Eingang des Hotels Vila Galé do Campo

Eingang des Hotels Vila Galé do Campo. Fotos: Daniela Hesse

In der ländlichen Idylle liegt unweit von Beja das Landhotel Vila Galé Clube de Campo. Da sich direkt nebenan das Weingut Santa Vitória befindet, das ausgezeichnete Weine und Olivenöl produziert, muss man zunächst weite Weinfelder und Olivenbaumhaine durchqueren, bevor man das im Landhausstil gehaltene Hotel erreicht. Bekanntlich sind dort wo Störche wohnen auch mehr Kinder und so sieht man nicht nur zahlreiche Storchennester rund um das Hotel, sondern auch viele Familien mit Kindern.
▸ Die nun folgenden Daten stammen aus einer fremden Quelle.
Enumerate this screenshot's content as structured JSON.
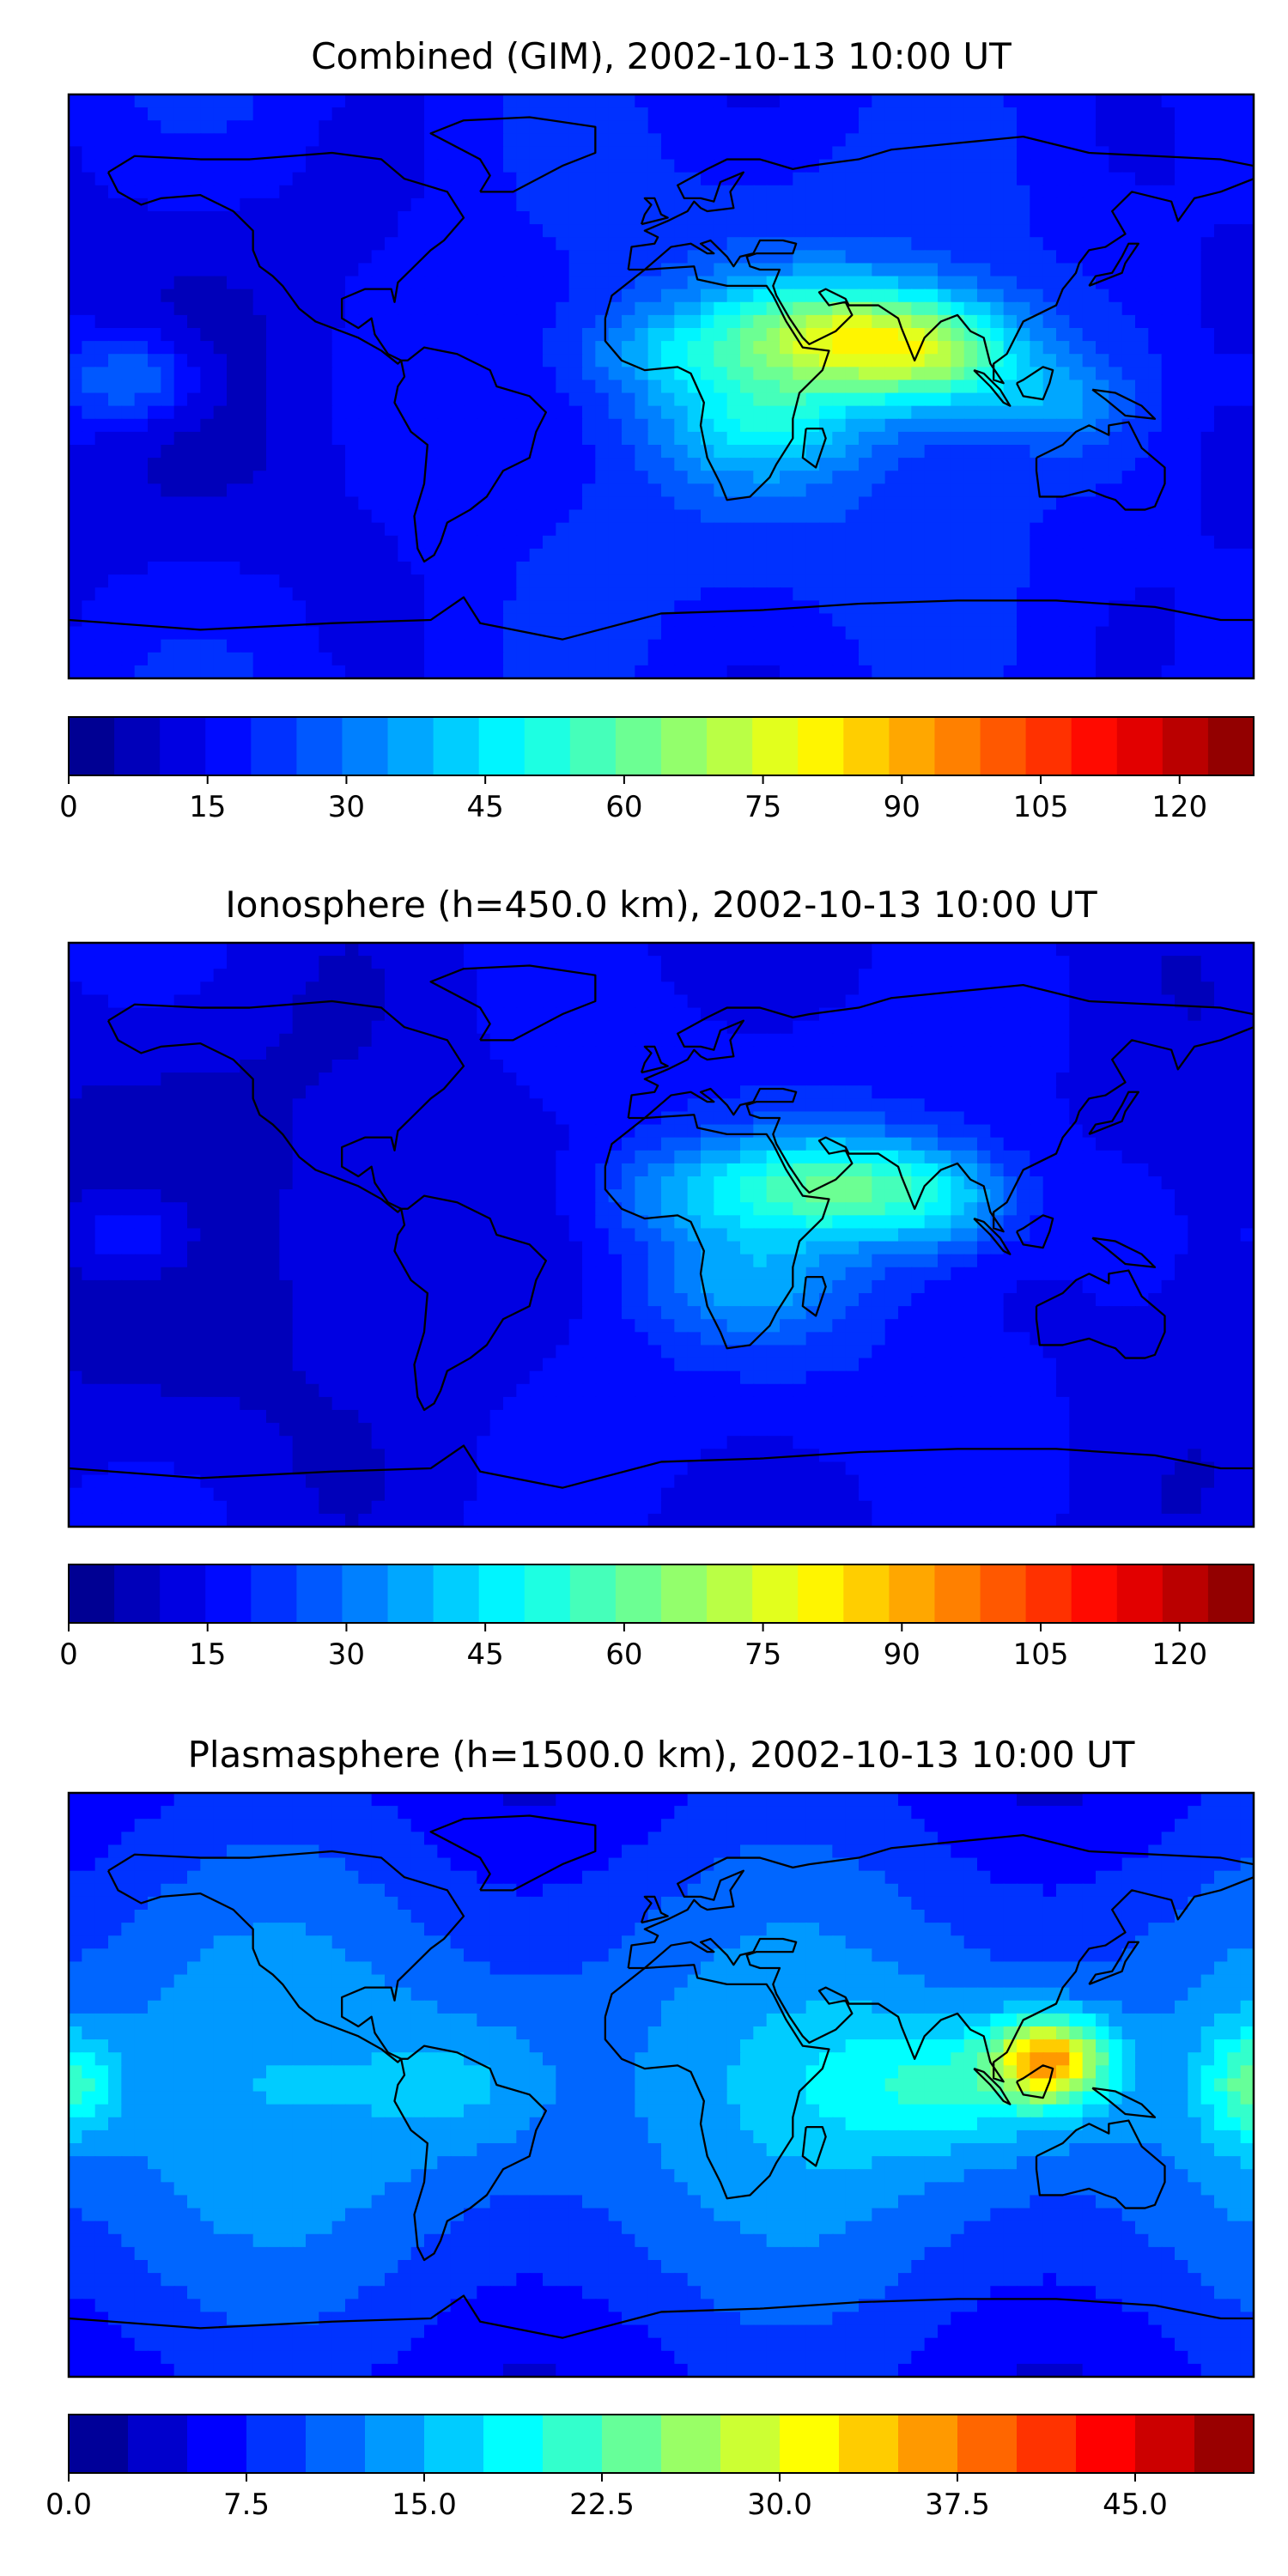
{
  "chart_data": [
    {
      "type": "heatmap",
      "title": "Combined (GIM), 2002-10-13 10:00 UT",
      "colorbar": {
        "min": 0,
        "max": 128,
        "levels": 26,
        "ticks": [
          0,
          15,
          30,
          45,
          60,
          75,
          90,
          105,
          120
        ],
        "tick_labels": [
          "0",
          "15",
          "30",
          "45",
          "60",
          "75",
          "90",
          "105",
          "120"
        ]
      },
      "blobs": [
        {
          "lon": 55,
          "lat": 15,
          "amp": 48,
          "sx": 28,
          "sy": 12
        },
        {
          "lon": 85,
          "lat": 8,
          "amp": 28,
          "sx": 18,
          "sy": 12
        },
        {
          "lon": 30,
          "lat": -12,
          "amp": 18,
          "sx": 22,
          "sy": 12
        },
        {
          "lon": -160,
          "lat": 2,
          "amp": 20,
          "sx": 15,
          "sy": 10
        },
        {
          "lon": -5,
          "lat": 10,
          "amp": 12,
          "sx": 18,
          "sy": 10
        },
        {
          "lon": 120,
          "lat": -5,
          "amp": 14,
          "sx": 15,
          "sy": 10
        }
      ]
    },
    {
      "type": "heatmap",
      "title": "Ionosphere  (h=450.0 km), 2002-10-13 10:00 UT",
      "colorbar": {
        "min": 0,
        "max": 128,
        "levels": 26,
        "ticks": [
          0,
          15,
          30,
          45,
          60,
          75,
          90,
          105,
          120
        ],
        "tick_labels": [
          "0",
          "15",
          "30",
          "45",
          "60",
          "75",
          "90",
          "105",
          "120"
        ]
      },
      "blobs": [
        {
          "lon": 50,
          "lat": 15,
          "amp": 35,
          "sx": 26,
          "sy": 11
        },
        {
          "lon": 85,
          "lat": 10,
          "amp": 20,
          "sx": 18,
          "sy": 12
        },
        {
          "lon": 25,
          "lat": -15,
          "amp": 14,
          "sx": 22,
          "sy": 12
        },
        {
          "lon": -160,
          "lat": 0,
          "amp": 14,
          "sx": 14,
          "sy": 10
        },
        {
          "lon": 0,
          "lat": 12,
          "amp": 10,
          "sx": 18,
          "sy": 10
        }
      ]
    },
    {
      "type": "heatmap",
      "title": "Plasmasphere (h=1500.0 km), 2002-10-13 10:00 UT",
      "colorbar": {
        "min": 0,
        "max": 50,
        "levels": 20,
        "ticks": [
          0,
          7.5,
          15,
          22.5,
          30,
          37.5,
          45
        ],
        "tick_labels": [
          "0.0",
          "7.5",
          "15.0",
          "22.5",
          "30.0",
          "37.5",
          "45.0"
        ]
      },
      "blobs": [
        {
          "lon": 118,
          "lat": 8,
          "amp": 22,
          "sx": 12,
          "sy": 9
        },
        {
          "lon": 90,
          "lat": 0,
          "amp": 8,
          "sx": 30,
          "sy": 15
        },
        {
          "lon": -180,
          "lat": 0,
          "amp": 10,
          "sx": 10,
          "sy": 12
        },
        {
          "lon": -60,
          "lat": 0,
          "amp": 4,
          "sx": 20,
          "sy": 15
        }
      ]
    }
  ]
}
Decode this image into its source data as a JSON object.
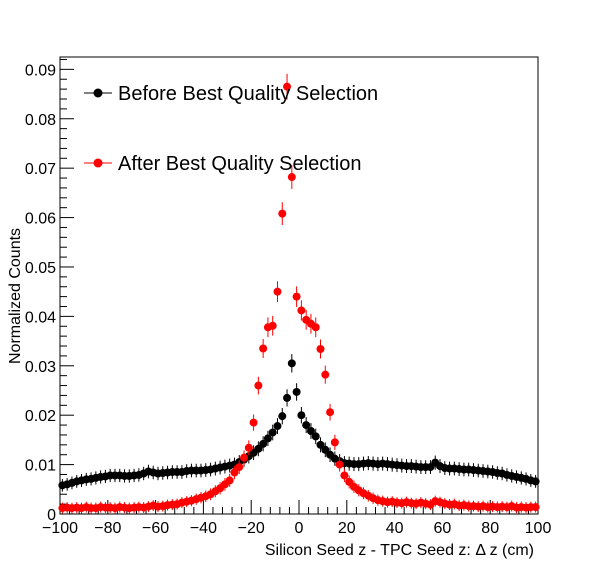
{
  "chart_data": {
    "type": "scatter",
    "xlabel": "Silicon Seed z - TPC Seed z:      Δ z (cm)",
    "ylabel": "Normalized Counts",
    "xlim": [
      -100,
      100
    ],
    "ylim": [
      0,
      0.0925
    ],
    "x_ticks": [
      "−100",
      "−80",
      "−60",
      "−40",
      "−20",
      "0",
      "20",
      "40",
      "60",
      "80",
      "100"
    ],
    "y_ticks": [
      "0",
      "0.01",
      "0.02",
      "0.03",
      "0.04",
      "0.05",
      "0.06",
      "0.07",
      "0.08",
      "0.09"
    ],
    "legend_position": "top-left",
    "series": [
      {
        "name": "Before Best Quality Selection",
        "color": "#000000",
        "x": [
          -99,
          -97,
          -95,
          -93,
          -91,
          -89,
          -87,
          -85,
          -83,
          -81,
          -79,
          -77,
          -75,
          -73,
          -71,
          -69,
          -67,
          -65,
          -63,
          -61,
          -59,
          -57,
          -55,
          -53,
          -51,
          -49,
          -47,
          -45,
          -43,
          -41,
          -39,
          -37,
          -35,
          -33,
          -31,
          -29,
          -27,
          -25,
          -23,
          -21,
          -19,
          -17,
          -15,
          -13,
          -11,
          -9,
          -7,
          -5,
          -3,
          -1,
          1,
          3,
          5,
          7,
          9,
          11,
          13,
          15,
          17,
          19,
          21,
          23,
          25,
          27,
          29,
          31,
          33,
          35,
          37,
          39,
          41,
          43,
          45,
          47,
          49,
          51,
          53,
          55,
          57,
          59,
          61,
          63,
          65,
          67,
          69,
          71,
          73,
          75,
          77,
          79,
          81,
          83,
          85,
          87,
          89,
          91,
          93,
          95,
          97,
          99
        ],
        "y": [
          0.0058,
          0.006,
          0.0063,
          0.0066,
          0.0068,
          0.007,
          0.0071,
          0.0073,
          0.0075,
          0.0076,
          0.0078,
          0.0078,
          0.0078,
          0.0077,
          0.0077,
          0.0078,
          0.0079,
          0.0082,
          0.0086,
          0.0084,
          0.0082,
          0.0083,
          0.0084,
          0.0085,
          0.0085,
          0.0085,
          0.0087,
          0.0088,
          0.0088,
          0.0088,
          0.0089,
          0.009,
          0.0092,
          0.0094,
          0.0096,
          0.0098,
          0.01,
          0.0105,
          0.011,
          0.0117,
          0.0124,
          0.0132,
          0.0142,
          0.0153,
          0.0165,
          0.0178,
          0.0198,
          0.0235,
          0.0305,
          0.0247,
          0.02,
          0.018,
          0.0168,
          0.0157,
          0.014,
          0.013,
          0.012,
          0.0112,
          0.0107,
          0.0103,
          0.0102,
          0.0101,
          0.0101,
          0.0102,
          0.0103,
          0.0102,
          0.0101,
          0.0102,
          0.0101,
          0.01,
          0.0099,
          0.0098,
          0.0097,
          0.0097,
          0.0096,
          0.0095,
          0.0095,
          0.0095,
          0.0104,
          0.0097,
          0.0093,
          0.0092,
          0.0092,
          0.0091,
          0.009,
          0.009,
          0.0089,
          0.0088,
          0.0087,
          0.0086,
          0.0085,
          0.0083,
          0.0082,
          0.0079,
          0.0077,
          0.0075,
          0.0073,
          0.0071,
          0.0068,
          0.0066
        ]
      },
      {
        "name": "After Best Quality Selection",
        "color": "#ff0000",
        "x": [
          -99,
          -97,
          -95,
          -93,
          -91,
          -89,
          -87,
          -85,
          -83,
          -81,
          -79,
          -77,
          -75,
          -73,
          -71,
          -69,
          -67,
          -65,
          -63,
          -61,
          -59,
          -57,
          -55,
          -53,
          -51,
          -49,
          -47,
          -45,
          -43,
          -41,
          -39,
          -37,
          -35,
          -33,
          -31,
          -29,
          -27,
          -25,
          -23,
          -21,
          -19,
          -17,
          -15,
          -13,
          -11,
          -9,
          -7,
          -5,
          -3,
          -1,
          1,
          3,
          5,
          7,
          9,
          11,
          13,
          15,
          17,
          19,
          21,
          23,
          25,
          27,
          29,
          31,
          33,
          35,
          37,
          39,
          41,
          43,
          45,
          47,
          49,
          51,
          53,
          55,
          57,
          59,
          61,
          63,
          65,
          67,
          69,
          71,
          73,
          75,
          77,
          79,
          81,
          83,
          85,
          87,
          89,
          91,
          93,
          95,
          97,
          99
        ],
        "y": [
          0.0012,
          0.0013,
          0.0012,
          0.0013,
          0.0012,
          0.0014,
          0.0012,
          0.0012,
          0.0014,
          0.0013,
          0.0013,
          0.0012,
          0.0014,
          0.0013,
          0.0012,
          0.0013,
          0.0014,
          0.0013,
          0.0015,
          0.0017,
          0.0015,
          0.0016,
          0.0018,
          0.0019,
          0.002,
          0.0023,
          0.0025,
          0.0027,
          0.003,
          0.0033,
          0.0036,
          0.004,
          0.0046,
          0.0052,
          0.006,
          0.0068,
          0.0084,
          0.0095,
          0.0114,
          0.0134,
          0.0185,
          0.026,
          0.0335,
          0.0378,
          0.0381,
          0.045,
          0.0608,
          0.0865,
          0.0682,
          0.044,
          0.0412,
          0.0393,
          0.0385,
          0.0378,
          0.0334,
          0.0282,
          0.0206,
          0.0145,
          0.01,
          0.0078,
          0.0065,
          0.0055,
          0.0048,
          0.0042,
          0.0037,
          0.0032,
          0.0028,
          0.0026,
          0.0024,
          0.0025,
          0.0023,
          0.0022,
          0.0024,
          0.0022,
          0.0021,
          0.0023,
          0.0021,
          0.0019,
          0.0026,
          0.0024,
          0.0021,
          0.0019,
          0.002,
          0.0017,
          0.0018,
          0.0016,
          0.0016,
          0.0015,
          0.0016,
          0.0014,
          0.0015,
          0.0014,
          0.0015,
          0.0014,
          0.0016,
          0.0013,
          0.0014,
          0.0013,
          0.0014,
          0.0014
        ]
      }
    ]
  }
}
Sie können hier am Pool oder am nahe gelegenen See entspannen oder die zahlreichen Aktivmöglichkeiten wie Reiten, Mountainbiken, Quad fahren, Eselreiten und Ballonfahren nutzen. Für Firmen bietet das Hotel eine besonders schöne Gruppenaufgabe: Mit vereinten Kräften muss in der ehemaligen Stierkampfarena ein vietnamesisches Schweinchen eingefangen werden. Relaxter geht es hingegen im Spa zu, wo auch die Vinotherapie zum Einsatz kommt.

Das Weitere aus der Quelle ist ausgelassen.